Gehen 'Rom' und Evangelikale zusammen?

7. August 2014 in Kommentar


Evangelischer Kommentar: Warum die Treuesten der Treuen in der Volkskirche theologisch immer mehr bewundernd nach „Rom“ blicken. Von Helmut Matthies (idea)


Wetzlar (kath.net/idea) Ein jüdischer Reiseleiter in Israel beeindruckte durch seine Kenntnis des Neuen Testamentes so sehr, dass man ihn fragte: „Wenn Sie sich dort besser als viele Christen auskennen, warum werden Sie eigentlich kein Christ?“ Und seine Antwort: „Was sollte ich denn werden?
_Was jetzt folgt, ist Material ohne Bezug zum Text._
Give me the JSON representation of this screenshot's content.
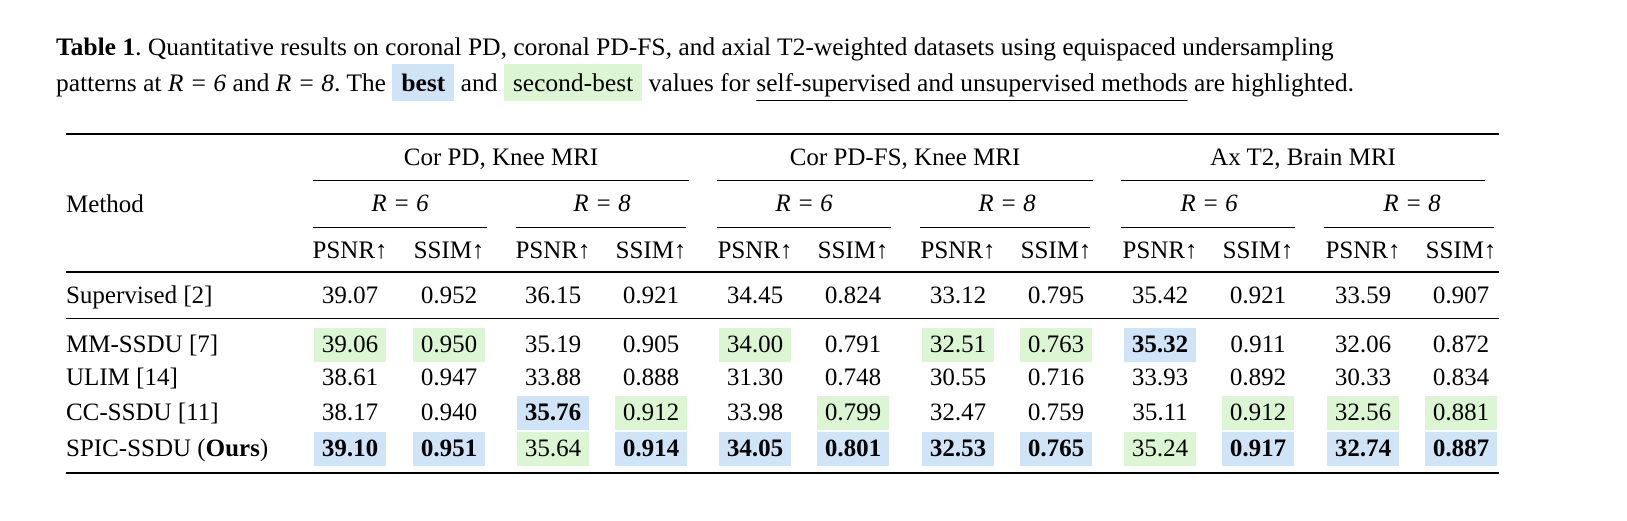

Es gibt über 500 verschiedene christliche Konfessionen, die sich teilweise auch noch bekämpfen, indem sie sich gegenseitig absprechen, die Wahrheit über Jesus zu verkünden!“

Damit hat der Jude eines der wesentlichsten Hindernisse beschrieben, warum nicht mehr Menschen Christen werden. Jesus hat gebetet, dass seine Nachfolger „eins“ sein sollen (Johannes 17,21). Die Ökumene ist also Christenpflicht. Die einen versuchen, sie zu erfüllen, indem sie die Wahrheitsfrage ganz ausklammern – nach dem Motto, es sei letztlich nicht wichtig, was Christen im Einzelnen glauben. Andere (vor allem im evangelikalen Bereich) erheben Themen zur Heilsfrage, die keine sind (wie Taufe, Amtsverständnis, Maria), und verhindern damit Ökumene. Beides ist einseitig.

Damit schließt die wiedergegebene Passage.